Grant Gross | March 2, 2015
The U.S. Federal Communications Commission voted Thursday to pass new net neutrality rules and reclassify broadband as a regulated telecommunications service, but the text of the full order may not be released for several weeks. Here's what we know so far:

The U.S. Federal Communications Commission voted Thursday to pass new net neutrality rules and reclassify broadband as a regulated telecommunications service, but the text of the full order may not be released for several weeks. Here's what we know so far:

What's next?

The new rules take effect 60 days after the full order is published in the Federal Register, the official journal of the U.S. government. The FCC has some procedural hoops to clear before publishing the text, including drafting responses to the dissents by the FCC's two Republican commissioners. So publication may not come for months.

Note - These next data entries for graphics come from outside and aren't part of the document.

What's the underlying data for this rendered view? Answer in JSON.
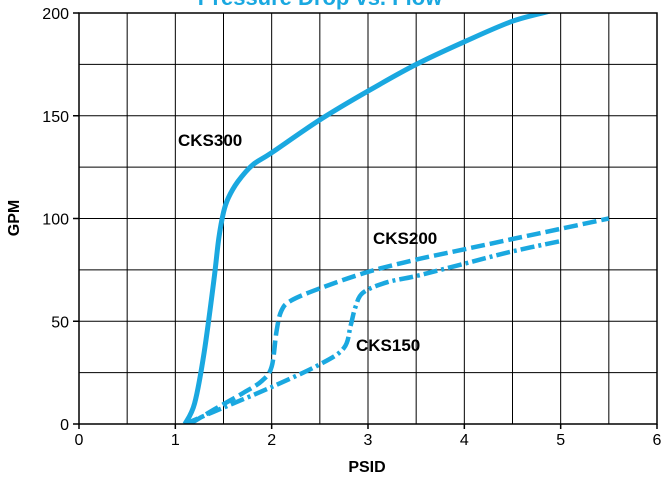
{
  "chart_data": {
    "type": "line",
    "title": "Pressure Drop vs. Flow",
    "xlabel": "PSID",
    "ylabel": "GPM",
    "xlim": [
      0,
      6
    ],
    "ylim": [
      0,
      200
    ],
    "x_ticks": [
      0,
      1,
      2,
      3,
      4,
      5,
      6
    ],
    "y_ticks": [
      0,
      50,
      100,
      150,
      200
    ],
    "x_tick_labels": [
      "0",
      "1",
      "2",
      "3",
      "4",
      "5",
      "6"
    ],
    "y_tick_labels": [
      "0",
      "50",
      "100",
      "150",
      "200"
    ],
    "grid": true,
    "legend": "none",
    "line_color": "#1aa8e0",
    "series": [
      {
        "name": "CKS300",
        "style": "solid",
        "x": [
          1.1,
          1.2,
          1.3,
          1.4,
          1.45,
          1.5,
          1.55,
          1.65,
          1.8,
          2.0,
          2.5,
          3.0,
          3.5,
          4.0,
          4.5,
          4.9
        ],
        "y": [
          0,
          10,
          35,
          70,
          90,
          103,
          110,
          118,
          126,
          132,
          148,
          162,
          175,
          186,
          196,
          201
        ]
      },
      {
        "name": "CKS200",
        "style": "dashed",
        "x": [
          1.15,
          1.4,
          1.7,
          1.9,
          2.0,
          2.05,
          2.1,
          2.2,
          2.5,
          3.0,
          3.5,
          4.0,
          4.5,
          5.0,
          5.5
        ],
        "y": [
          0,
          7,
          15,
          21,
          28,
          45,
          55,
          60,
          66,
          74,
          80,
          85,
          90,
          95,
          100
        ]
      },
      {
        "name": "CKS150",
        "style": "dash-dot",
        "x": [
          1.1,
          1.5,
          2.0,
          2.5,
          2.75,
          2.82,
          2.87,
          2.95,
          3.2,
          3.5,
          4.0,
          4.5,
          5.0
        ],
        "y": [
          0,
          8,
          18,
          29,
          37,
          48,
          57,
          64,
          69,
          72,
          78,
          84,
          89
        ]
      }
    ],
    "labels": [
      "CKS300",
      "CKS200",
      "CKS150"
    ]
  }
}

Publication of the full text also triggers possible legal challenges to the order. Verizon Communications and AT&T have both hinted at lawsuits challenging the FCC's reclassification of broadband as a regulated public utility, but they have to wait for the FCC to publish the rules before filing those challenges.

When the FCC approved its last version of net neutrality rules, in late 2010, it took more that three years to resolve a court challenge by Verizon. The U.S. Court of Appeals for the District of Columbia Circuit struck down most of those 2010 rules in January 2014.

What's in the rules? Three prohibitions

The new regulations contain three so-called "bright-line" rules for U.S. broadband providers, including both wireline and mobile carriers. The first rule prohibits them from blocking subscriber access to legal Web content, applications, services and devices that don't harm the network.

The second rule prohibits broadband providers from impairing or degrading legal Internet traffic. And the third rule prohibits broadband providers from engaging in paid traffic prioritization arrangements. Providers may not "favor some lawful Internet traffic over other lawful traffic in exchange for consideration of any kind — in other words no 'fast lanes,'" according to an FCC fact sheet on the rules.

The first two prohibitions aren't particularly controversial. While net neutrality advocates point to a handful of cases where ISPs have tried to selectively block or throttle Internet traffic, major broadband providers have all said they have no plans to engage in those activities.

Some FCC critics have questioned the third rule, however, saying that broadband providers should be able to determine what traffic should get the highest priority. In some cases, a paid prioritization business model may make sense — for example, a medical imaging service paying an ISP a fee to prioritize its content, critics of the rule say.

"I'm open to exploring the opportunity that [paid prioritization deals] might be something that's beneficial," Republican Commissioner Michael O'Rielly said Thursday. "I don't want to prejudge it before we have some experience with it."